Point de départ de la réflexion du gouvernement : en 2024, le déficit devrait déraper de 5,5 % à 6,1 % du produit intérieur brut. En tendanciel, bref si rien n’est fait, le dérapage se poursuivrait pour attendre 6,9 % en 2025 sur la base des hypothèses de croissance et d’inflation du gouvernement (voir encadré).
Pour le ramener à 5,2 %, objectif dans le texte initial ou 5 % objectif politique affiché post-amendements gouvernementaux, l’effort exceptionnel de redressement budgétaire est chiffré à 60,6 milliards d’euros (voir tableau). Un chiffre incluant 6,5 milliards d’euros de mesures qui n’ont pas pu être intégrées au texte de loi initial et devront être introduites par amendements lors du débat parlementaire.
Police et manifestants,
pas d’accord sur les chiffres
Les débats s’annoncent vifs. Les 41,3 milliards de réduction des dépenses sont évalués en tendance. Autrement dit, le total des dépenses 2025 ne sera pas inférieur de 40 milliards aux dépenses de 2024... Ensuite, comme pour les manifestations, chacun compte à sa façon. Le gouvernement axe sa communication sur deux tiers de dépenses en moins, et un tiers de recettes en plus ; pour le HCFP, l’effort budgétaire porte sur 42 milliards seulement, avec 70 % de recettes en plus et 30 % de dépenses en moins.
Inutile de trop disserter sur le sujet, car députés et sénateurs vont assaisonner le texte à leur sauce. Déjà, le décalage de la revalorisation des retraites a fait bondir presque tous les camps. Les amendements vont donc pulluler sachant qu’in fine, en cas d’utilisation de l’article 49.3, il reviendra au gouvernement de faire ses choix entre son texte et les amendements proposés.
Fitch s’émeut
C’est dans cet environnement que Fitch a été la première agence à revoir la note de la France : si la notation AA- est maintenue, la perspective est abaissée de stable à négative. « Nous avons prudemment inclus seulement une partie du paquet, reflétant l’incertitude politique persistante et les risques d’implémentation liés à certaines mesures », précise l’agence.
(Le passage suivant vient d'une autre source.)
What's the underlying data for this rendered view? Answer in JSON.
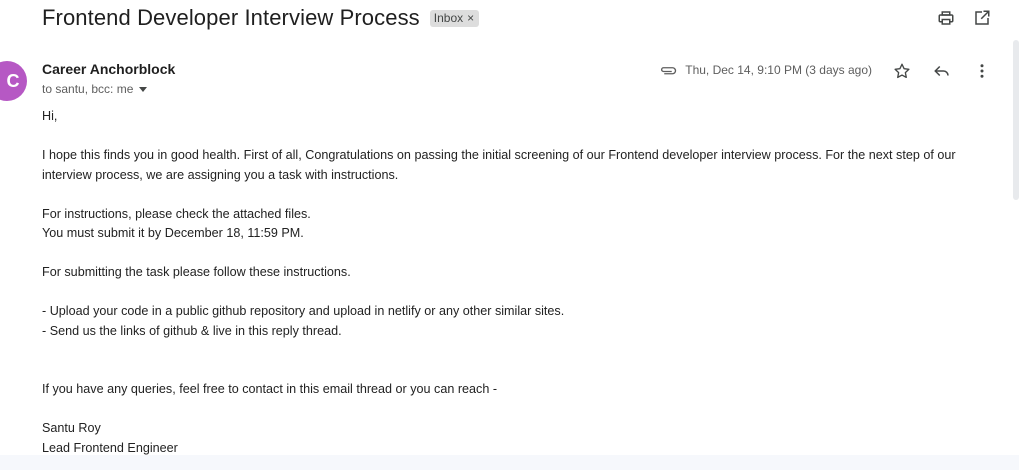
{
  "email": {
    "subject": "Frontend Developer Interview Process",
    "label": "Inbox",
    "label_remove": "×",
    "sender_initial": "C",
    "sender_name": "Career Anchorblock",
    "recipients": "to santu, bcc: me",
    "date": "Thu, Dec 14, 9:10 PM (3 days ago)",
    "body": {
      "greeting": "Hi,",
      "para1": "I hope this finds you in good health. First of all, Congratulations on passing the initial screening of our Frontend developer interview process. For the next step of our interview process, we are assigning you a task with instructions.",
      "instr1": "For instructions, please check the attached files.",
      "instr2": "You must submit it by December 18, 11:59 PM.",
      "submit_intro": "For submitting the task please follow these instructions.",
      "bullet1": "- Upload your code in a public github repository and upload in netlify or any other similar sites.",
      "bullet2": "- Send us the links of github & live in this reply thread.",
      "queries": "If you have any queries, feel free to contact in this email thread or you can reach -",
      "sig_name": "Santu Roy",
      "sig_title": "Lead Frontend Engineer"
    }
  },
  "icons": {
    "print": "print-icon",
    "open_new": "open-in-new-icon",
    "attachment": "paperclip-icon",
    "star": "star-icon",
    "reply": "reply-icon",
    "more": "more-vert-icon"
  },
  "colors": {
    "avatar": "#b658c4",
    "chip_bg": "#dddddd",
    "text": "#222222"
  }
}
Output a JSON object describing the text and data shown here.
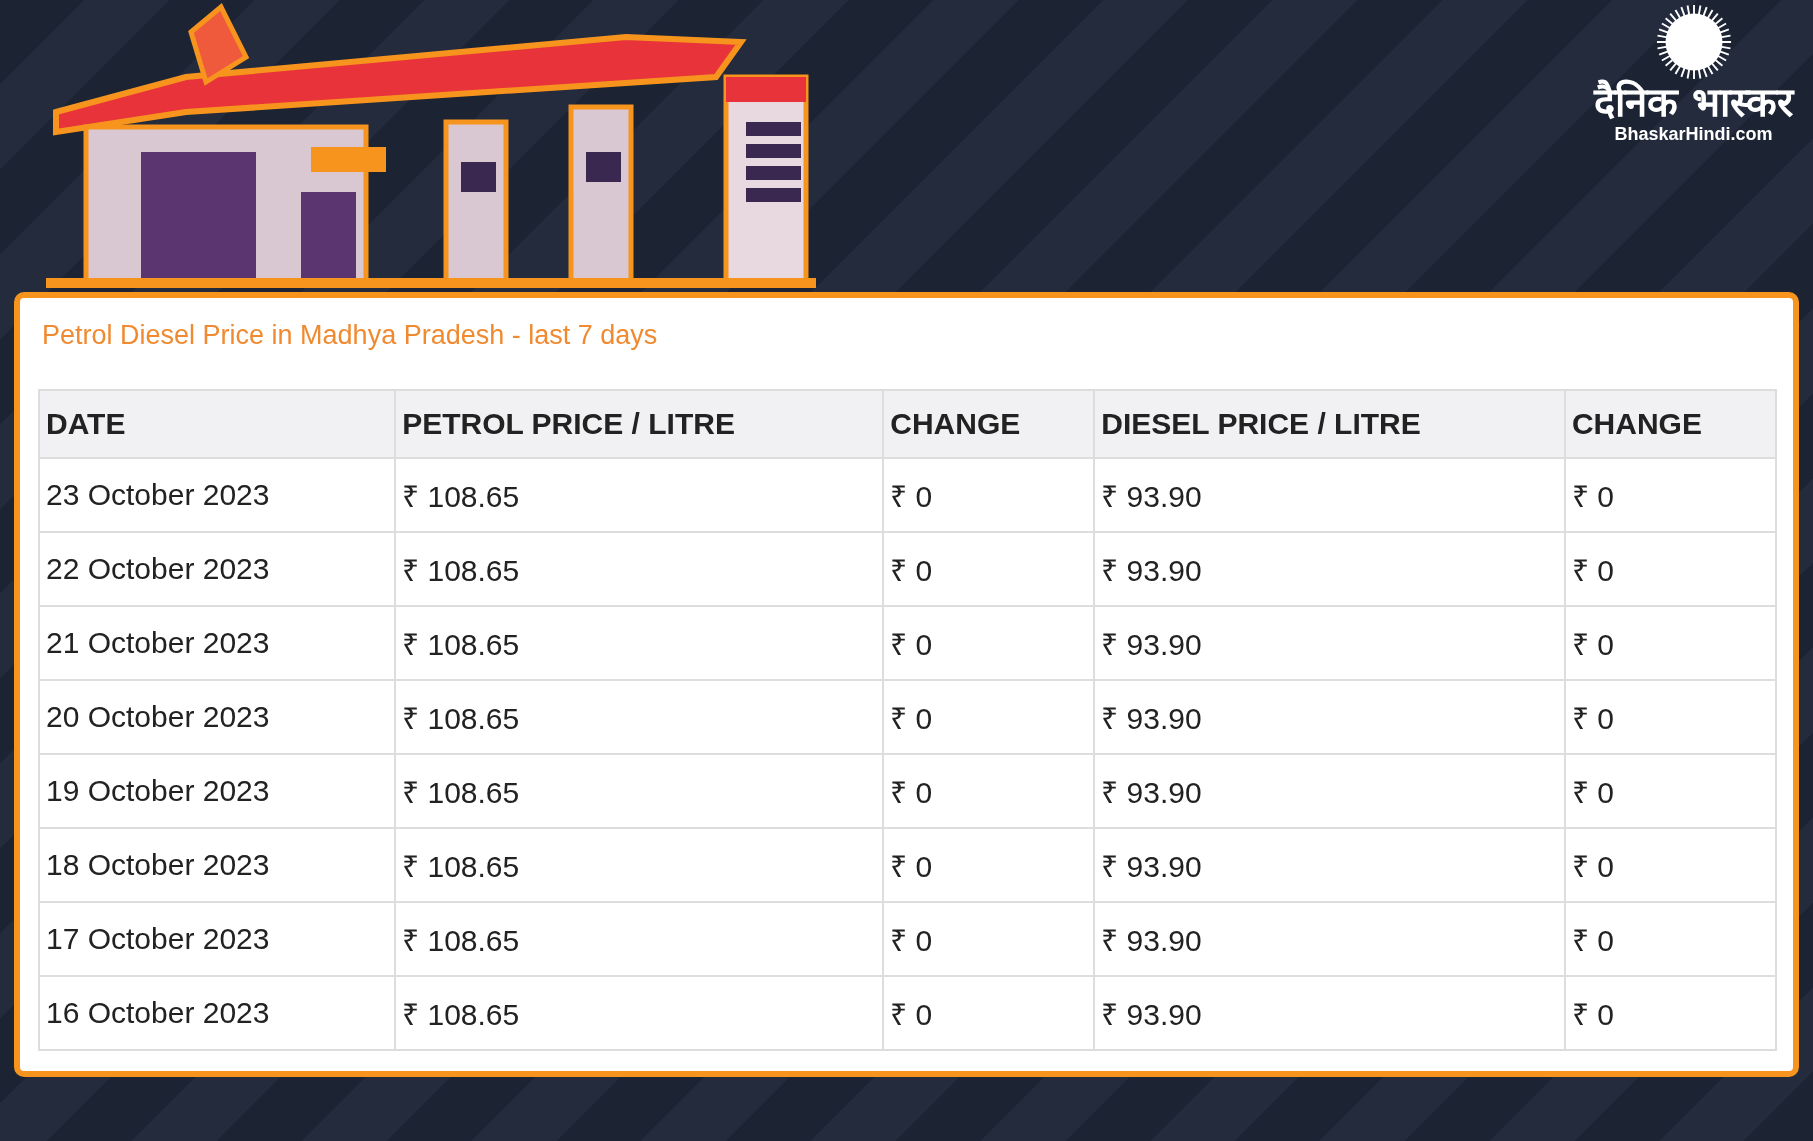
{
  "logo": {
    "title": "दैनिक भास्कर",
    "site": "BhaskarHindi.com"
  },
  "table": {
    "title": "Petrol Diesel Price in Madhya Pradesh - last 7 days",
    "columns": [
      "DATE",
      "PETROL PRICE / LITRE",
      "CHANGE",
      "DIESEL PRICE / LITRE",
      "CHANGE"
    ],
    "rows": [
      [
        "23 October 2023",
        "₹ 108.65",
        "₹ 0",
        "₹ 93.90",
        "₹ 0"
      ],
      [
        "22 October 2023",
        "₹ 108.65",
        "₹ 0",
        "₹ 93.90",
        "₹ 0"
      ],
      [
        "21 October 2023",
        "₹ 108.65",
        "₹ 0",
        "₹ 93.90",
        "₹ 0"
      ],
      [
        "20 October 2023",
        "₹ 108.65",
        "₹ 0",
        "₹ 93.90",
        "₹ 0"
      ],
      [
        "19 October 2023",
        "₹ 108.65",
        "₹ 0",
        "₹ 93.90",
        "₹ 0"
      ],
      [
        "18 October 2023",
        "₹ 108.65",
        "₹ 0",
        "₹ 93.90",
        "₹ 0"
      ],
      [
        "17 October 2023",
        "₹ 108.65",
        "₹ 0",
        "₹ 93.90",
        "₹ 0"
      ],
      [
        "16 October 2023",
        "₹ 108.65",
        "₹ 0",
        "₹ 93.90",
        "₹ 0"
      ]
    ]
  }
}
Elle prévoit que le déficit de la France en 2024 soit le deuxième plus important de la zone euro et près de trois fois supérieur au déficit médian prévu pour les pays de catégorie AA. La stabilité du spread OAT-Bund à 10 ans à 73 points de base indique que les investisseurs restent suspendus au débat parlementaire. Selon les prévisions actuelles, l’Agence France Trésor devra émettre 300 milliards d’euros de titres d’État à moyen et long terme, nets de rachats, après 285 milliards en 2024. La facture pour l’État s’alourdirait, passant de 50,9 milliards d’euros en 2024 à 54,9 milliards l’an prochain.